If you have any suggestions, questions, or concerns, please open an issue or contact rkuster@utk.edu.
Readsynth simulates Illumina sequenced metagenomes allowing comparison of library approaches including amplicon and reduced metagenome sequencing (RMS). The software takes as input any reference genome sequences in fasta format along with custom primer/restriction enzyme and adapter sequences to simulate the reads expected from an Illumina-based sequencing reaction. Simulated fastq reads capture the expected composition of the input taxa, and are sensitive to changes in the underlying distributions of DNA fragments when digests or size selection are performed.
Readsynth is aimed at optimizing sequencing effort and library prep settings to accurately profile diverse communities of microbial taxa. Use cases may include:
- determining sequencing effort (total reads) required to capture rare taxa
- selecting primers or restriction enzyme schema to capture species richness and diversity
- creating a ground truth for benchmarking profiling software
The preparation of DNA sequencing libraries includes many factors which influence the frequency of a given read, including restriction enzyme site frequency (taxa-dependent), enzyme digestion efficiency, size-selection, as well as the resulting biases caused by preferential DNA fragment length. Readsynth allows users to control common sources of variability introduced in typical enzymatic library preparations.
inputs
- table of locally stored genome assembly files (fasta) and abundance
- desired total number of reads
- restriction enzyme motifs and cut efficiency (can use iso-length REs or 16S/ITS primers)
- size distribution parameters (or locally stored json of custom distribution)
- optional: custom adapter sequences
- optional: pre-existing fastq data to train error profile
- see full list of custom settings in 'optional parameters'
outputs
- simulated fastq file of expected reads (paired end)
- csv of all possible fragments within a specified maximum length (base pairs)
- csv of expected fragment counts given a specified restriction enzyme digestion efficiency
- csv of size-selected fragment counts within a specified Normal distribution of read lengths
- csv summary of reads produced
- individual and stacked distributions before and after size selection (see images below)
First, download readsynth from this github page.
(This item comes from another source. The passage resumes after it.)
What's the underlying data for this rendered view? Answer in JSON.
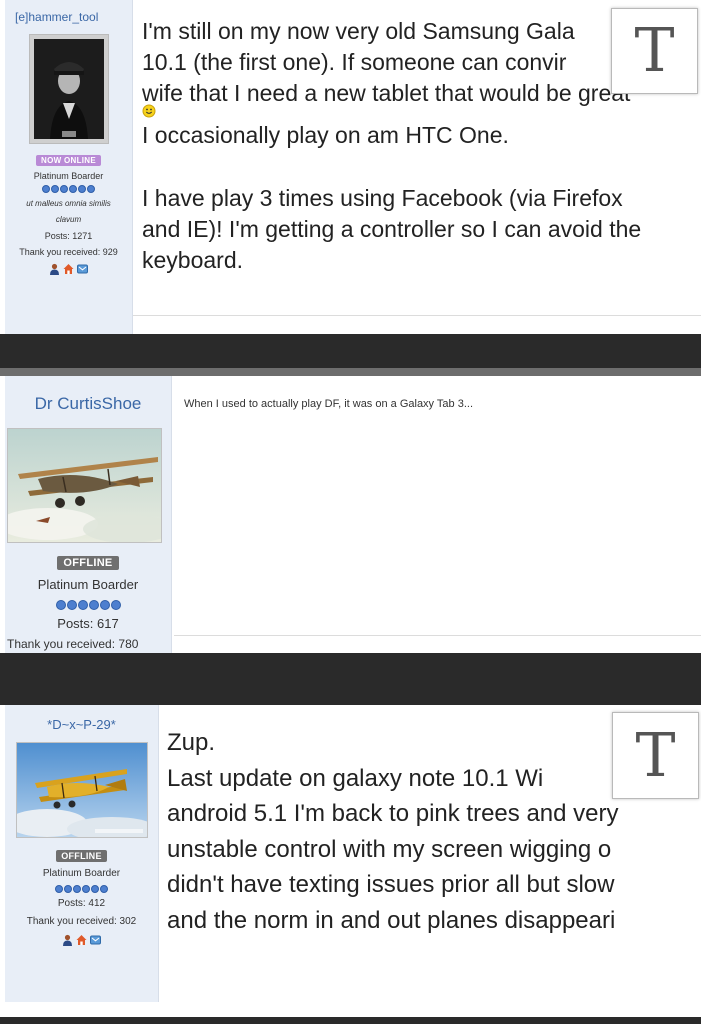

To begin using readsynth for the first time, change to "src" within the readsynth directory and run:
make apply_error
Python 3.7 and higher
Python packages numpy, pandas, and seaborn
To install using pip:
python3 -m pip install numpy
python3 -m pip install pandas
python3 -m pip install seaborn
Optionally, to install using conda (within a single conda environment):
conda install numpy
conda install pandas
conda install seaborn
Readsynth is designed for assessing bacterial and fungal genomes and currently isn't optimized for use with larger eukaryotic genomes. To include larger genomes, it is recommended to split these fasta files into individual sequence files and input each of those into the abundance table. Memory usage will vary: a large sequence length combined with highly abundant motif sites will require enough ram to store every possible fragment produced in the expected fragment distribution.
python3 readsynth.py -g abundances.csv -m1 EcoRI -m2 T/TAA -n 1_000_000 -c 0.90 -u 300 -sd 100 -l 150 -o /output_directory
The above example takes 'abundances.csv' as a genome abundance file g with all reference fasta files to be digested with EcoRI (m1) and MseI (m2) in a strand-specific fashion (e.g. the forward adapter always ligates with the /AATTC overhang from EcoRI). Assuming a desired output of 1 million reads (n) will be approximated, digest simulation will calculate the expected number of DNA fragments given the enzyme digestion cut efficiency (c) occurs at a probability of 90% at any random RE motif. The resulting fragments will be size-selected using a normal distribution defined by u and sd. Paired-end Illumina reads of length (l) 150bp will be written to a simulated fastq file (default output has perfect scores). All output (o) will be written to './output_directory' relative to the present working directory where readsynth is called.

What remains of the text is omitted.